BLAST: Basic Local Alignment Search Tool

NCBI's BLAST is included in the Rocks Bio Roll  and in the GCG package on all HPC nodes.  It is the world's most popular sequence similarity search tool, and can be used to find similarity between protein or nucleotide sequence queries and sequence databases, including various translated searches.

Using BLAST on HPC

The Rocks implementation of BLAST is described in the the Bio Roll documentation and through the BLAST --help command:

blastall --help

The same BLAST databases are avaliable to the Rocks and GCG versions of BLAST:

    GenBank (genbank) and (separately)
    Human Expressed Sequence Tags (est_human)
    Mouse Expressed Sequence Tags (est_mouse)
    Other Expressed Sequence Tags (est_other)
    High Throughput Genomic sequences (htg)
    High Throughput cDNA sequences (htc)
    Genome Survey Sequence (gss)
    GenPept (genpept)
    RefSeq RNA and Protein (rs_rna and rs_protein)
    UniProt (uniprot)

The environment variable $BLASTDB is set for you to point to these databases when you run the bio.sh or bio.csh initialization script.
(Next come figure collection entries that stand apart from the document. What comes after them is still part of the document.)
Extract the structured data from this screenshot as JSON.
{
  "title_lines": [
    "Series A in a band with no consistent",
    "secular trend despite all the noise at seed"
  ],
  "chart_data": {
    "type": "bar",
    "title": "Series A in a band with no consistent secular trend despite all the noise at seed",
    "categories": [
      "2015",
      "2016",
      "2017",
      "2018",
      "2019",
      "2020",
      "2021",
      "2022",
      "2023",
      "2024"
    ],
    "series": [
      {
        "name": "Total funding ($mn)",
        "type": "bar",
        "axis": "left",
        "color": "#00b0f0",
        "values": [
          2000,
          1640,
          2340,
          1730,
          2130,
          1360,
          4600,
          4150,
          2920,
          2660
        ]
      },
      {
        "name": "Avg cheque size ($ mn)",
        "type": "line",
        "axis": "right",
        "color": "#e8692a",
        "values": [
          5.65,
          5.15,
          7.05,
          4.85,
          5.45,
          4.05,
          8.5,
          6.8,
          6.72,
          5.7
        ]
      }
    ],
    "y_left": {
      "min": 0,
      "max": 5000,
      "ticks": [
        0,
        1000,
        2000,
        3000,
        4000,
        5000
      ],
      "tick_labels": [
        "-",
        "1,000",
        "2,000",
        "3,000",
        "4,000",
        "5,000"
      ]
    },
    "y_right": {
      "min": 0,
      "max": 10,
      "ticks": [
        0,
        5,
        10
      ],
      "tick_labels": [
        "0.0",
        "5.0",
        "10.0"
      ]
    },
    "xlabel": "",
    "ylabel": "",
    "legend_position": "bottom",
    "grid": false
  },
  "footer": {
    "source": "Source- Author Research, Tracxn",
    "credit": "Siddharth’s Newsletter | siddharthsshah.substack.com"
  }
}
Therefore, launch the program with some variation of the following type of command (preferably within the context of the MOAB job submission mechanism):

blastall -d uniprot -p blastp -i test.pep.fsa -o test.pep.blastp

Here's a sample MOAB submission script showing how it could be done with tBLASTn to search a protein query against the Genome Survey Sequence (gss) section of GenBank:

#!/bin/bash
# See for other MOAB msub options:
# http://www.clusterresources.com/
#MOAB -j oe
#MOAB -m abe
#MOAB -N tBLASTn
source /usr/local/profile.d/bio.sh
blastall -d gss -p tblastn -i $HOME/test/test.pep.fsa \
 -o $HOME/test/test.pep.tblastn

Note: the backslash (\) continuation character does not work within MOAB scripts and is just used here as a convenience. The command must be all on one line. Consider using BLAST inside of GCG for ease of use, unless you need multiple nodes and/or scripting capability.